Un réseau de 12 musées !

Quatre habitants au kilomètre carré et 12 musées ! Incroyable mais vrai. Dans le Pallars Sobirà, on a beau être éloignés les uns des autres, on est pourtant liés par-delà les vallées et les saisons autour d’une même histoire et du même savoir-faire. On sait que l’on doit beaucoup à l’eau, transformée en force hydraulique, mais également au bois des forêts. Du coup, on ne manquera pas la visite du centre d’interprétation de l’eau de Tavascan, l’éco-musée de les Valls d’Aneu à Esterri d’Aneu ou encore la scierie hydraulique et le musée du bois d’Alos.
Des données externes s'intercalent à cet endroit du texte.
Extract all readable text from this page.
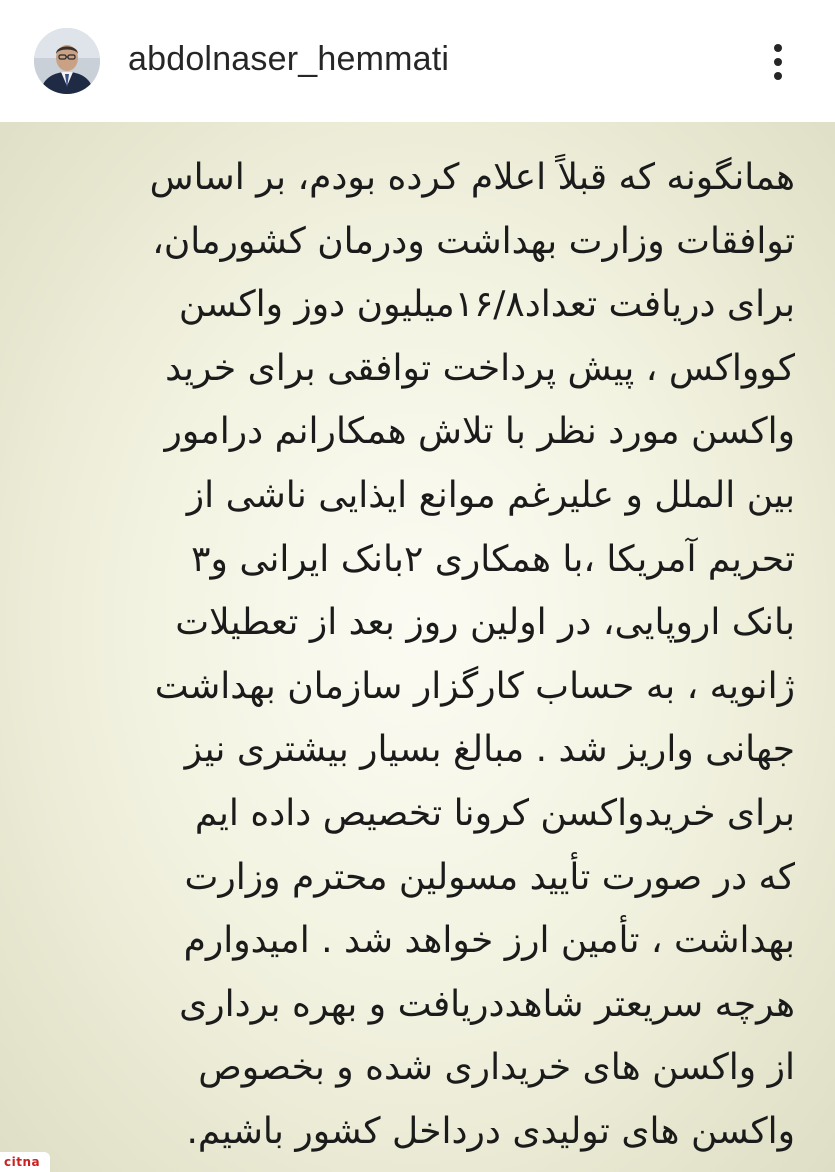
abdolnaser_hemmati
همانگونه که قبلاً اعلام کرده بودم، بر اساس
توافقات وزارت بهداشت ودرمان کشورمان،
برای دریافت تعداد۱۶/۸میلیون دوز واکسن
کوواکس ، پیش پرداخت توافقی برای خرید
واکسن مورد نظر با تلاش همکارانم درامور
بین الملل و علیرغم موانع ایذایی ناشی از
تحریم آمریکا ،با همکاری ۲بانک ایرانی و۳
بانک اروپایی، در اولین روز بعد از تعطیلات
ژانویه ، به حساب کارگزار سازمان بهداشت
جهانی واریز شد . مبالغ بسیار بیشتری نیز
برای خریدواکسن کرونا تخصیص داده ایم
که در صورت تأیید مسولین محترم وزارت
بهداشت ، تأمین ارز خواهد شد . امیدوارم
هرچه سریعتر شاهددریافت و بهره برداری
از واکسن های خریداری شده و بخصوص
واکسن های تولیدی درداخل کشور باشیم.
citna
Toujours lié à la nature environnante, le musée des papillons de Catalogne à Pujalt ou encore l’éco-musée des bergers de la Vall d’Assua. Par petites touches, face à l’immensité des paysages, confrontés à la rudesse des hivers et du relief, les habitants du Pallars Sobirà distillent à tous ceux que la curiosité mène sur leur chemin, une saine énergie. Simple et sincère. A l’image d’un Carles Tomas qui, sur son perron, regarde passer les touristes. Des Barcelonais qui en hiver rejoignent les stations de ski de Port Ainé, d’Espot ou de Tavascan. Et tous ceux qui depuis longtemps rêvent d’une randonnée dans le parc national d’Aiguestortes, avec vue sur l’étang de Sant Maurici. « Je les regarde passer et je sais déjà qu’ils reviendront… » Le Pallars Sobirà, c’est un peu comme un jeu de hasard. Avec la garantie de tirer le gros lot ! Et ça, c’est assez rare pour oser le détour. Amateurs de chemins de traverse et d’air pur, il est des chiffres qui ne mentent pas. Avec seulement 8 000 habitants disséminés sur un territoire de 1 377 km2, 15 communes et le 2e parc national des Pyrénées espagnoles, le Pallars Sobirà fait figure d’outsider. Une contrée à contre-courant du tourisme de masse, un territoire à la gloire de la nature et une immense porte ouverte à la découverte.